Despedí 2019 en Palma de Mallorca. A escasos cuatro kilómetros del Estadi de Son Moix. Y pensé que aquello no podía ser casualidad. Sentí que alguien más había arrancado el 2020 de aquella forma: pensando en aquel sitio, incluyéndolo en su balance anual. Y me acordé del Dépor. Hasta hace no demasiadas semanas, él también seguía allí, en Camí dels Reis. Prácticamente, a decir verdad, hasta que Peru Nolaskoain abrazó al recogepelotas y le explicó que sí, que ya estaba bien de tantas decepciones, que de despedir colistas el año, mejor hacerlo con un último mini sorbo de optimismo, de ¿y si…?
Cuando a uno le ocurre un suceso de cierta magnitud, algo que le marca, piensa en el lugar de los hechos una y otra vez. Analiza cómo pudo ocurrir, cómo se podría haber evitado. En función de la personalidad, de la fortaleza mental y de muchos otros factores, hay quien pasa página, quien olvida la decepción y se centra en el siguiente reto. Sin embargo, por H, por B, por la configuración de la plantilla, por la ocasión de Pablo Marí, por una serie de resultados negativos seguidos… Hay quien es incapaz, quien entra en bucle y de ahí no sale.
En los últimos años, el Dépor no ha sabido salir de sus propios bucles, no ha sabido dar tres pasos hacia delante de manera continuada, sin tropezar, sin angustia. Para llegar al play-off tuvo que obrar un milagro, alinear astros, mirar de reojo a Extremadura. Que sí, que es igual de válido, no obstante, el resultado a veces -y solo a veces- explica muchas cosas. Entre ellas, por ser benévolos, que la liga de Segunda es difícil, que con el tope salarial no basta, que en noviembre no asciende nadie. Y, sobre todo, que hay que acertar con las piezas… Tópicos que cobran sentido cuando la pelota no entra.
En la previa del Deportivo – Mallorca de play-off, alguien dijo una frase en los aledaños de Riazor que recordaré para siempre: «El que pierda esta eliminatoria recibirá un golpe brutal que le va a condicionar su próxima temporada». El emisor era un inconsciente cuando pronunció aquellas palabras. Afirmó lo evidente, supongo que esperando una derrota del Mallorca, un equipo recién ascendido de Segunda B, sin continuidad en la categoría de plata… Lo que quizá no contempló, o sí, fue si caía el Dépor, si era el equipo coruñés el que se quedaba un año más en Segunda. Porque, ¿cómo iba a luchar al curso siguiente por no descender? Era impensable. Si venía de Primera, si en los dos últimos descensos había regresado a Primera ya al curso siguiente.

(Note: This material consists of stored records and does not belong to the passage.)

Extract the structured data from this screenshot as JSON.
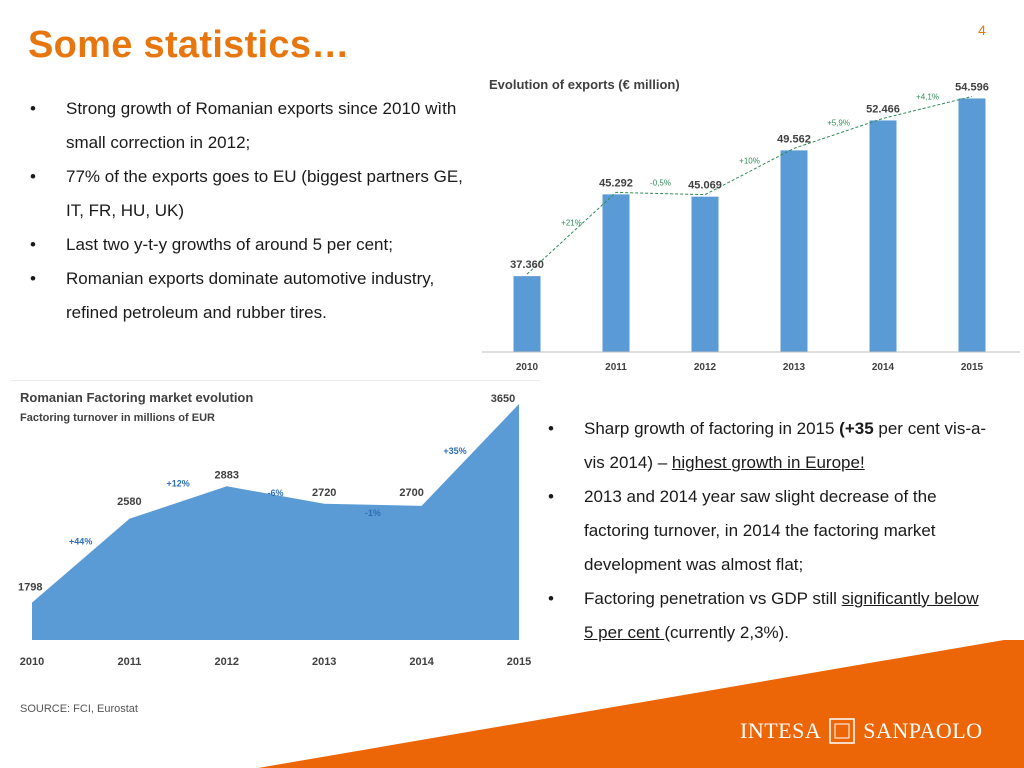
{
  "page_number": "4",
  "title": "Some statistics…",
  "left_bullets": [
    {
      "symbol": "•",
      "text": "Strong growth of Romanian exports since 2010 wìth small correction in 2012;"
    },
    {
      "symbol": "•",
      "text": "77% of the exports goes to EU (biggest partners GE, IT, FR, HU, UK)"
    },
    {
      "symbol": "•",
      "text": "Last two y-t-y growths of around 5 per cent;"
    },
    {
      "symbol": "•",
      "text": "Romanian exports dominate automotive industry, refined petroleum and rubber tires."
    }
  ],
  "right_bullets": {
    "b1": {
      "symbol": "•",
      "pre": "Sharp growth of factoring in 2015 ",
      "bold": "(+35",
      "mid": " per cent vis-a-vis 2014) – ",
      "underlined": "highest growth in Europe!"
    },
    "b2": {
      "symbol": "•",
      "text": "2013 and 2014 year saw slight decrease of the factoring turnover, in 2014 the factoring market development was almost flat;"
    },
    "b3": {
      "symbol": "•",
      "pre": "Factoring penetration vs GDP still ",
      "underlined": "significantly below 5 per cent ",
      "post": "(currently 2,3%)."
    }
  },
  "source": "SOURCE: FCI, Eurostat",
  "logo": {
    "left": "INTESA",
    "right": "SANPAOLO"
  },
  "colors": {
    "accent": "#e8760f",
    "bar": "#5b9bd5",
    "trend": "#2e8b57",
    "area": "#5b9bd5"
  },
  "chart_data": [
    {
      "type": "bar",
      "title": "Evolution of exports (€ million)",
      "categories": [
        "2010",
        "2011",
        "2012",
        "2013",
        "2014",
        "2015"
      ],
      "values": [
        37360,
        45292,
        45069,
        49562,
        52466,
        54596
      ],
      "value_labels": [
        "37.360",
        "45.292",
        "45.069",
        "49.562",
        "52.466",
        "54.596"
      ],
      "growth_labels": [
        "+21%",
        "-0,5%",
        "+10%",
        "+5,9%",
        "+4,1%"
      ],
      "ylim": [
        30000,
        56000
      ],
      "trend_line": true,
      "grid": false
    },
    {
      "type": "area",
      "title": "Romanian Factoring market evolution",
      "subtitle": "Factoring turnover in millions of EUR",
      "categories": [
        "2010",
        "2011",
        "2012",
        "2013",
        "2014",
        "2015"
      ],
      "values": [
        1798,
        2580,
        2883,
        2720,
        2700,
        3650
      ],
      "value_labels": [
        "1798",
        "2580",
        "2883",
        "2720",
        "2700",
        "3650"
      ],
      "growth_labels": [
        "+44%",
        "+12%",
        "-6%",
        "-1%",
        "+35%"
      ],
      "ylim": [
        1450,
        3650
      ],
      "grid": false
    }
  ]
}
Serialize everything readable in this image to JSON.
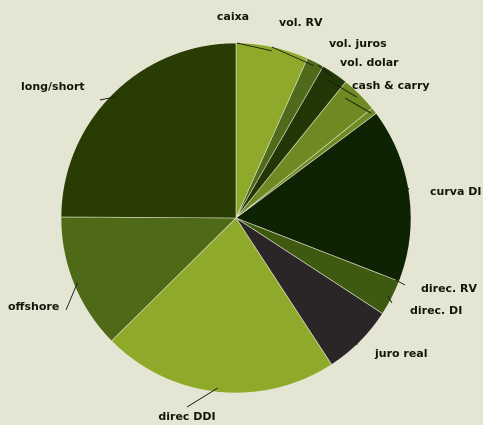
{
  "chart_data": {
    "type": "pie",
    "title": "",
    "slices": [
      {
        "label": "caixa",
        "value": 6.7,
        "color": "#8faa2a"
      },
      {
        "label": "vol. RV",
        "value": 1.6,
        "color": "#4f6a1a"
      },
      {
        "label": "vol. juros",
        "value": 2.5,
        "color": "#233706"
      },
      {
        "label": "vol. dolar",
        "value": 3.4,
        "color": "#6f8a22"
      },
      {
        "label": "cash & carry",
        "value": 0.6,
        "color": "#6f8a22"
      },
      {
        "label": "curva DI",
        "value": 16.1,
        "color": "#0e2204"
      },
      {
        "label": "direc. RV",
        "value": 0.0,
        "color": "#3d5a10"
      },
      {
        "label": "direc. DI",
        "value": 3.3,
        "color": "#3d5a10"
      },
      {
        "label": "juro real",
        "value": 6.6,
        "color": "#2a2526"
      },
      {
        "label": "direc DDI",
        "value": 21.8,
        "color": "#8faa2a"
      },
      {
        "label": "offshore",
        "value": 12.5,
        "color": "#4f6a16"
      },
      {
        "label": "long/short",
        "value": 24.9,
        "color": "#283c03"
      }
    ]
  }
}
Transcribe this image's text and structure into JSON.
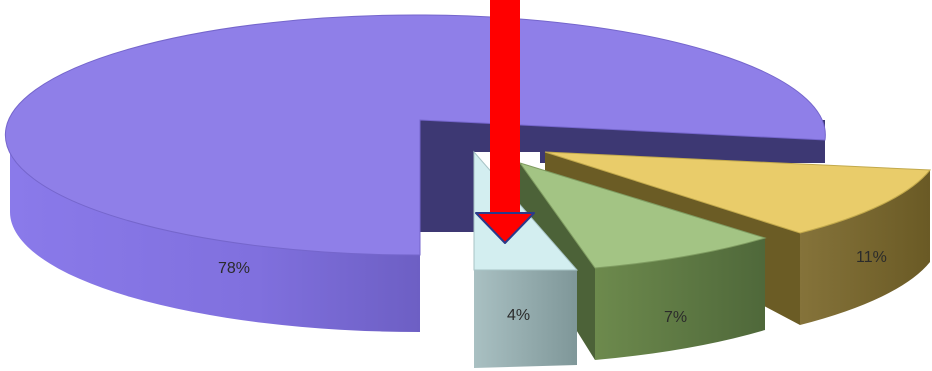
{
  "chart_data": {
    "type": "pie",
    "style": "3d-exploded",
    "title": "",
    "slices": [
      {
        "label": "78%",
        "value": 78,
        "top_color": "#8f7fe8",
        "side_color": "#7d6cd8",
        "edge_color": "#3f3875"
      },
      {
        "label": "4%",
        "value": 4,
        "top_color": "#d3eef0",
        "side_color": "#93acae",
        "edge_color": "#6f8a8c"
      },
      {
        "label": "7%",
        "value": 7,
        "top_color": "#a3c484",
        "side_color": "#5f7a43",
        "edge_color": "#4a6234"
      },
      {
        "label": "11%",
        "value": 11,
        "top_color": "#e9cc6a",
        "side_color": "#7a6a2d",
        "edge_color": "#5c4f20"
      }
    ],
    "annotation": {
      "type": "arrow",
      "direction": "down",
      "color": "#ff0000",
      "outline": "#2a3a8a",
      "points_to": "4%"
    }
  }
}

Pero el fútbol no entiende de lógica, y al final pasó. Pasó lo que podía pasar, en 2019 salió cruz. Y la frase de aquel chico cobró más sentido que nunca. El «puede que no volvamos a vernos en una igual» de Vicente Moreno en la previa del partido cambió de bando; en los últimos tiempos pasó a sentirlo como propio algún que otro deportivista. Alguno que ahora quiere creer que ya no, que algo de vida aún queda, que el enfermo late y su doctor sabe cómo calmar a la familia. Al menos emocionalmente.
Seguro que hay mejores entrenadores en el mercado. Sin embargo, en este momento, quizá no haya ninguno capaz de enganchar y exprimir tan bien a una afición tocada como Fernando. Bastó una sonrisa suya hacia la grada en su primer entrenamiento para entender que el Dépor no firmaba a un técnico cualquiera, firmaba a una extensión de su grada. Medio centenar de aficionados acudiendo a una sesión de entrenamiento 10 días después de que Riazor registrase su peor entrada en mucho tiempo (8.000 espectadores), niños que no levantaban un palmo del suelo gritando que corriese la banda…
Es fútbol, con todo lo que ello conlleva, que no es poco ni debe pasar desapercibido, pero en lo anímico, el deportivismo necesitaba a un agitador. A un señor que lamiese sus heridas y dijera que «es posible aunque parezca que no». Porque si vas a bajar al infierno, qué mejor que hacerlo con uno de los tuyos. De las razones o errores que te han traído hasta aquí ya hablaremos otro día. Es momento de remar. Todos a una. Benvido, Fernando.